Debido al orgullo, nunca tendremos otro mensaje de saludo. Tal vez yo quiera y tú quieras, pero la honestidad es un lujo que ya no podemos permitirnos, porque sería demasiado vulnerable. Y no somos vulnerables. No queremos parecer débiles. Queremos cool. Queremos ganar. Creemos que somos mucho mejores que acercarnos a alguien que nos lastimó y definitivamente mejor que darles la oportunidad de apuntar su arma a nuestra cabeza, apostando a que apretarán el gatillo, una vez más, como la primera vez que nos arruinaron.

Por orgullo, nunca nos disculparemos por el pasado destrozado por nuestras dos manos, por el dolor que causamos, por las cicatrices que dejamos, por las palabras que lanzamos descuidadamente, apuñalando nuestros corazones inocentes hasta que se secaron y se volvieron negros. No es mi culpa, es tu culpa, ambos elegimos creer, por lo que nuestros egos pueden estar en su lugar. Luego levantamos la barbilla, giramos la cabeza, obstinadamente nos negamos a ser los primeros en decir algo mientras esperamos que el otro recorra kilómetros para perseguirnos, complacernos, estar desesperados por nosotros como única forma de compensación.

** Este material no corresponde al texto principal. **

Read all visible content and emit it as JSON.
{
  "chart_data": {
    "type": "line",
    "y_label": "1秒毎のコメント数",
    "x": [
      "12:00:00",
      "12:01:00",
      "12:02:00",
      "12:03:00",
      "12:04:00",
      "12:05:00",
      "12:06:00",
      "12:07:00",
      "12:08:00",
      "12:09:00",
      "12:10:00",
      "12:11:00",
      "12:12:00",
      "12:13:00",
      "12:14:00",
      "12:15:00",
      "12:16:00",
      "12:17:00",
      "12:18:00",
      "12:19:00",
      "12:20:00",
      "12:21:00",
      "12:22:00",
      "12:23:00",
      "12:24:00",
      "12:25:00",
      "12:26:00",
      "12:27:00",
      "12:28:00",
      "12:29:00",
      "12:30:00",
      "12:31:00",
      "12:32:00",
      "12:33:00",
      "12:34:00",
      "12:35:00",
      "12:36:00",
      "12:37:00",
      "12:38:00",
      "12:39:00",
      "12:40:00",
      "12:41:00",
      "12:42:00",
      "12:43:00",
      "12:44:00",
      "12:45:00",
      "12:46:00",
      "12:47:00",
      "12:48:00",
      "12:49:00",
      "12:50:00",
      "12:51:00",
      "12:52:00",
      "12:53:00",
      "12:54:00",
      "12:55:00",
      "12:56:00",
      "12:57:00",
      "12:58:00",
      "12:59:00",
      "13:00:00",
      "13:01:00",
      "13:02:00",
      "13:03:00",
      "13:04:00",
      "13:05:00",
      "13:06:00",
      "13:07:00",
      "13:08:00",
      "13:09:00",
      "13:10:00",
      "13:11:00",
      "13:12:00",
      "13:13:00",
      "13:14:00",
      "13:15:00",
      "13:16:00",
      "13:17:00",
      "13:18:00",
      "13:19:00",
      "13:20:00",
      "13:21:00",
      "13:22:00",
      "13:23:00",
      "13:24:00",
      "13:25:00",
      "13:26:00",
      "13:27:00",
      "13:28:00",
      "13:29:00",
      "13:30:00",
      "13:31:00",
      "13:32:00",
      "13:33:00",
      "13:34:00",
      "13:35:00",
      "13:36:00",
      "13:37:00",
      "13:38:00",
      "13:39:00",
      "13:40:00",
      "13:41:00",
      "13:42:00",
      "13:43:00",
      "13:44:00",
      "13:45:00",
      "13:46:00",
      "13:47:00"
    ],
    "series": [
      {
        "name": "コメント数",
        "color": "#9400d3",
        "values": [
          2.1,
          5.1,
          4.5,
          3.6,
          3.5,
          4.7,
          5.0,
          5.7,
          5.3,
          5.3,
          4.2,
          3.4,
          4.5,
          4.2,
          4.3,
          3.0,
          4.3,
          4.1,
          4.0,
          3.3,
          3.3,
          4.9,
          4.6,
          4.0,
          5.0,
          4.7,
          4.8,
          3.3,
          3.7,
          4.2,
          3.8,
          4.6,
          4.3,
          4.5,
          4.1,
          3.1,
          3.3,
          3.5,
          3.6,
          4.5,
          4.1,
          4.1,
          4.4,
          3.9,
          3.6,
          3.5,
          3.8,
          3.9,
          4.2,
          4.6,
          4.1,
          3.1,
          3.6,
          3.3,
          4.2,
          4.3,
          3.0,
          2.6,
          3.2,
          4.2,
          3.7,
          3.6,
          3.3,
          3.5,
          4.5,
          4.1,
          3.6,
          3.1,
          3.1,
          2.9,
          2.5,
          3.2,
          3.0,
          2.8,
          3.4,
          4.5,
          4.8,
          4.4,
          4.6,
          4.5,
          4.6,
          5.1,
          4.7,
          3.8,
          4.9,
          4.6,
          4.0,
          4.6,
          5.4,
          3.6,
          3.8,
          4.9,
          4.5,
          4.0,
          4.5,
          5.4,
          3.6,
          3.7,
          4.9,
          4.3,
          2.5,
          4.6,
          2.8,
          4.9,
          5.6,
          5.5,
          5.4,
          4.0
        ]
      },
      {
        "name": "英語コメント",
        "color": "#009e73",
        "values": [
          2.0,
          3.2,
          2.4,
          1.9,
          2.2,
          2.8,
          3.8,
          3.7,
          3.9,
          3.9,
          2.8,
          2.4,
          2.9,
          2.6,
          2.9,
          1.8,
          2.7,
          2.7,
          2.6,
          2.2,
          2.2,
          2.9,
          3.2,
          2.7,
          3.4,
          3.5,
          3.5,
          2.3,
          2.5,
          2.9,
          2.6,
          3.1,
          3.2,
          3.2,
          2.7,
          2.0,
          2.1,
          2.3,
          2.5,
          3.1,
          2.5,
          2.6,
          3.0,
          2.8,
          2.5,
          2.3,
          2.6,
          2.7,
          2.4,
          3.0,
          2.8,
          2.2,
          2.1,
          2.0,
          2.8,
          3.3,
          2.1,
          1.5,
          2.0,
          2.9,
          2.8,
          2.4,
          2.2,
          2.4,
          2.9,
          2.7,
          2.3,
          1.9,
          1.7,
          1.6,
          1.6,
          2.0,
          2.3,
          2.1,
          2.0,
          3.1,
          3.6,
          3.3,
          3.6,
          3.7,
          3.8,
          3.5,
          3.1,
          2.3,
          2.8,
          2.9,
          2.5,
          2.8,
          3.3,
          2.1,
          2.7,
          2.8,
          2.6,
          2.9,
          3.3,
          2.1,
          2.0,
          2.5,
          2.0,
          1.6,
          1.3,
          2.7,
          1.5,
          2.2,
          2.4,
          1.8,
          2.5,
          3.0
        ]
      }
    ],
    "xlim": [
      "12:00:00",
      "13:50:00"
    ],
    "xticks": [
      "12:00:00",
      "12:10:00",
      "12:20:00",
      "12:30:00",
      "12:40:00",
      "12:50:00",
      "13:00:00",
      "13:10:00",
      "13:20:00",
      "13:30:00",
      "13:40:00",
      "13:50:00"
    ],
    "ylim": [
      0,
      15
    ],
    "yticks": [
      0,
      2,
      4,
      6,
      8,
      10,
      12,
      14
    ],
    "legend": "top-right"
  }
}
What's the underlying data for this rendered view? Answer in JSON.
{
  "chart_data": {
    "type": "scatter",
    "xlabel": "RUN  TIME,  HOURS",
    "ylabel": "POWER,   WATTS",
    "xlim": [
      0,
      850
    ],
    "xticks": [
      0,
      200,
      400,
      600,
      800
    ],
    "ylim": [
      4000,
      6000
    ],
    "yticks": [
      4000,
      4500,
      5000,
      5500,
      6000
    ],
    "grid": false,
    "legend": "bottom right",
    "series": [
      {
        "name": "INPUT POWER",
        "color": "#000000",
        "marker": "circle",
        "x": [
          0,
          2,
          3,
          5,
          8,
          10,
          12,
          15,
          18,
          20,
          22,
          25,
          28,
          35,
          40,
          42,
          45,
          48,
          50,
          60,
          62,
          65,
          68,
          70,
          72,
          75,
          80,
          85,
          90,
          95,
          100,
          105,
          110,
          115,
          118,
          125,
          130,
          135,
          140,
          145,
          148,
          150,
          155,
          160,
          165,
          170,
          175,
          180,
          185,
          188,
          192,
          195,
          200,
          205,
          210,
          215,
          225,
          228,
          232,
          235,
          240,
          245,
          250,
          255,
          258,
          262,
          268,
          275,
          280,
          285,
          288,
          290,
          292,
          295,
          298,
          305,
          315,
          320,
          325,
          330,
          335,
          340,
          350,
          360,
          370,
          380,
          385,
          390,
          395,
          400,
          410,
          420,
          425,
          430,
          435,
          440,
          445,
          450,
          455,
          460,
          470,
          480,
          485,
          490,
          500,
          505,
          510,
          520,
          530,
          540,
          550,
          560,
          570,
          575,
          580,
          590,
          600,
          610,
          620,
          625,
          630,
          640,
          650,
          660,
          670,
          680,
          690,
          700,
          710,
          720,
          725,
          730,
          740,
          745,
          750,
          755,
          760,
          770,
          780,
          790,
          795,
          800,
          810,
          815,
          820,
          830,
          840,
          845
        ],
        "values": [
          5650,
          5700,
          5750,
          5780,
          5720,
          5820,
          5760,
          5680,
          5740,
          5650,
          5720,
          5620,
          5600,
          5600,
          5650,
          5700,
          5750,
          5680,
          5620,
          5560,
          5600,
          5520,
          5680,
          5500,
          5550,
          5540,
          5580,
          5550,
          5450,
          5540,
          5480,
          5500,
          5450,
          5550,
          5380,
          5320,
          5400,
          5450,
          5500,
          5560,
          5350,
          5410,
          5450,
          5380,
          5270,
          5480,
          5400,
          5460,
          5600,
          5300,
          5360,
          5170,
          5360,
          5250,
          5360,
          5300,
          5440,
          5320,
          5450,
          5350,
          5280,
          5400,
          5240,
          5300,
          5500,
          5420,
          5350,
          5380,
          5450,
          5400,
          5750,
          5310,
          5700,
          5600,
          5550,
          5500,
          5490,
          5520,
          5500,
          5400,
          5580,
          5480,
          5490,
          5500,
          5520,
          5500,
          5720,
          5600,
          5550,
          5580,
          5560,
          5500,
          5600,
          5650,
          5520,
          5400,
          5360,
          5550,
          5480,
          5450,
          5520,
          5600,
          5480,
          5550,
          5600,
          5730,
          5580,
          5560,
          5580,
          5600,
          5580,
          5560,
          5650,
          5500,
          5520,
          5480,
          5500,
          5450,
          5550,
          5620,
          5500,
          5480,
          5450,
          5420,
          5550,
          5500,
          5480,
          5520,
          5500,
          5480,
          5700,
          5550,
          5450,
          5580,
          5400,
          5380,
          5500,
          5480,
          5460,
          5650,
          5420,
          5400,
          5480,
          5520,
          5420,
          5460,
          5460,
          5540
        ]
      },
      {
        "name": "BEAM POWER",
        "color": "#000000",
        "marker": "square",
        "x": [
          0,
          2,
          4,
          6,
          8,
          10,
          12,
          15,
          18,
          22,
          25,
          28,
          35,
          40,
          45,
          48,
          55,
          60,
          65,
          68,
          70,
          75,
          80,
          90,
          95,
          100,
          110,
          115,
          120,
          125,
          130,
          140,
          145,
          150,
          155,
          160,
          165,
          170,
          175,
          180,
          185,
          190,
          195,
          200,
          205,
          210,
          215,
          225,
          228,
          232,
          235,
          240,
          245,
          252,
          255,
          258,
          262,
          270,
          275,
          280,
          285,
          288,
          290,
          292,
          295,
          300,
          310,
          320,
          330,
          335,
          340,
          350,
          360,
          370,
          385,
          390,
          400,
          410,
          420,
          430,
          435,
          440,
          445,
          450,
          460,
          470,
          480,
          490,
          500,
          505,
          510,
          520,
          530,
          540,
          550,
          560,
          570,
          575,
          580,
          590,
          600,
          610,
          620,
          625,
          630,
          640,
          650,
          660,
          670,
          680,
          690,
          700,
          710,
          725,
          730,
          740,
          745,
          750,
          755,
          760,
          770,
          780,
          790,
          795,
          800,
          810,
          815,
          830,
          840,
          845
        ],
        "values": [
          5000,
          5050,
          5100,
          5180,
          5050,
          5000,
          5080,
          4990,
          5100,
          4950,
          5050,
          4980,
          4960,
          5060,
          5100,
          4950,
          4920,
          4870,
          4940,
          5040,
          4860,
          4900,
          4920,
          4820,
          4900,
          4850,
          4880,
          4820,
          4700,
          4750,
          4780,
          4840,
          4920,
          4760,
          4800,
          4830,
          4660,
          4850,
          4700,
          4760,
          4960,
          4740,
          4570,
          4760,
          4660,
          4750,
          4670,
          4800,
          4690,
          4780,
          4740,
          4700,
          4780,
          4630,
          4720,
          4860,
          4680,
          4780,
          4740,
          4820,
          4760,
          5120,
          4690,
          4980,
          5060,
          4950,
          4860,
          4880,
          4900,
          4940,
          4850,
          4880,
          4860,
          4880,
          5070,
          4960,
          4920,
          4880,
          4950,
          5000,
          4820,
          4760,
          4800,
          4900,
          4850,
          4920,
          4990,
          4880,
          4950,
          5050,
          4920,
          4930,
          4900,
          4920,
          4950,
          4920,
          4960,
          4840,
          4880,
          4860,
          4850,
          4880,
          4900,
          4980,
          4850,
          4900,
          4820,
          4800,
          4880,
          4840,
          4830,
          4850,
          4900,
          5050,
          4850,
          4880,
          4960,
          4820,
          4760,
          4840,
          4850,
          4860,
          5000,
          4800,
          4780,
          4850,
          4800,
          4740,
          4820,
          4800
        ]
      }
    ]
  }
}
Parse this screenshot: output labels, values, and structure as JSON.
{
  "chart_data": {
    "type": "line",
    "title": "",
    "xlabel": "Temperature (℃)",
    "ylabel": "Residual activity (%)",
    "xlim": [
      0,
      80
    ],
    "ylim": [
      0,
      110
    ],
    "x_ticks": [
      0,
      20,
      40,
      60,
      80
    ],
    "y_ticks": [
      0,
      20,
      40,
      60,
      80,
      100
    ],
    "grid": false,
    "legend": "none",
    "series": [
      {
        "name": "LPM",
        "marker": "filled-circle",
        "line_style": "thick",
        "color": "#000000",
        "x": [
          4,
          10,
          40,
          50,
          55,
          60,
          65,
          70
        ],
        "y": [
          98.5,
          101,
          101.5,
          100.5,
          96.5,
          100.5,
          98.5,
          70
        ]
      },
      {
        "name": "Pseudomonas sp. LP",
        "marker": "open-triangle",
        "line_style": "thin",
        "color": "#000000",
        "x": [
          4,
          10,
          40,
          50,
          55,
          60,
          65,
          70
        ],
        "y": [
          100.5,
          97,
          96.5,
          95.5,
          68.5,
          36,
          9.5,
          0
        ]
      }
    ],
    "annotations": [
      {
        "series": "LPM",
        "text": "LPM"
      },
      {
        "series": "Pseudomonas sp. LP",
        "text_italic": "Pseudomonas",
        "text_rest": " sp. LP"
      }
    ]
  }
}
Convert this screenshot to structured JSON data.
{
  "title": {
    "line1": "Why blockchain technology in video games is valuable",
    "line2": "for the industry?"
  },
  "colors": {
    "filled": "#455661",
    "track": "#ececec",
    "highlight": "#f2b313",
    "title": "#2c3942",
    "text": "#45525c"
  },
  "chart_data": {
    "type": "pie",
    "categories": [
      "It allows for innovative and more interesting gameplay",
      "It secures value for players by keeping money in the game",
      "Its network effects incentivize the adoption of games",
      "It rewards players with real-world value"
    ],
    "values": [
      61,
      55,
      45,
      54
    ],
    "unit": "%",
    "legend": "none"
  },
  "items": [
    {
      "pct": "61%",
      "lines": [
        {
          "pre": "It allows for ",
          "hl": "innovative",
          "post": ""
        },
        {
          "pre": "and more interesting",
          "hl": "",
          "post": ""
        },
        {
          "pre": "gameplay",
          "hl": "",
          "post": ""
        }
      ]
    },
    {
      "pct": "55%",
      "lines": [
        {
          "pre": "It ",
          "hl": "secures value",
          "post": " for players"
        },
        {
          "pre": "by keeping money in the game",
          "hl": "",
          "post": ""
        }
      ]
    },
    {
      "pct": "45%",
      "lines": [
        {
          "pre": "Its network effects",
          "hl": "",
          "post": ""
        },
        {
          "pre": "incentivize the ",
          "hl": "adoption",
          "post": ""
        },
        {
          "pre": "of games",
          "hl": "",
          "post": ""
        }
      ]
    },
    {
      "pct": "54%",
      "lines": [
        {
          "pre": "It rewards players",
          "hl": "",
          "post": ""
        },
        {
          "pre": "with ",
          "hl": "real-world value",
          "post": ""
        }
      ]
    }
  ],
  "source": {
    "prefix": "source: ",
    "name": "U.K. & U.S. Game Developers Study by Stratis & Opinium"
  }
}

Debido al orgullo, nunca aceptaremos que todavía sentimos algo el uno por el otro. Ni en un millón de años. No en nuestra sobriedad. No la mañana después de media botella de vodka y eras la única persona en la que podía pensar. No ese día culpaste al alcohol, la marihuana o lo que sea que te puso lo suficientemente drogado como para enviarme un mensaje de texto y decirme que todavía quieres volver a verme, aunque no sucedió solo una vez. Y absolutamente no en las lágrimas que derramo cada vez que te recuerdo. No en la forma en que sigues volviendo a mí cada maldita vez que declaramos que nos mantendremos lejos para siempre

Debido al orgullo, nunca tendremos otro comienzo porque no nos acercaremos, no diremos que lo sentimos, no seremos sinceros con nuestro corazón nunca. Mantendremos la cabeza en alto, el corazón a salvo, nuestros sentimientos protegidos, en los textos que nunca respondemos, en las llamadas que nunca contestamos, en la pantalla que nos escuda de la realidad de una posibilidad. Así es como nunca preguntaremos. Nunca volveremos a mirarnos a los ojos para leer las palabras que nunca se dijeron, para descubrir los secretos que estuvieron escondidos durante mucho tiempo, para traer de vuelta ese algo innegablemente fuerte que une nuestros caminos.

Y por orgullo, este será el final de nosotros, el final de una historia que nunca tuvo final. , el fin de millones de preguntas que nunca tuvieron sus propias respuestas, el fin de los qué pasaría si, el fin de la honestidad, de la valentía, de algo real y sorprendente.



¿No es esto tan jodidamente estúpido? Somos adultos, pero seguimos siendo tan estúpidos.

Pero por orgullo, por miedo, ni siquiera querremos admitir que estamos siendo estúpidos. Sin embargo, lo sabemos y todavía bebemos, todavía pensamos, todavía sangramos.

Esta publicación apareció originalmente en The Tingly Mind.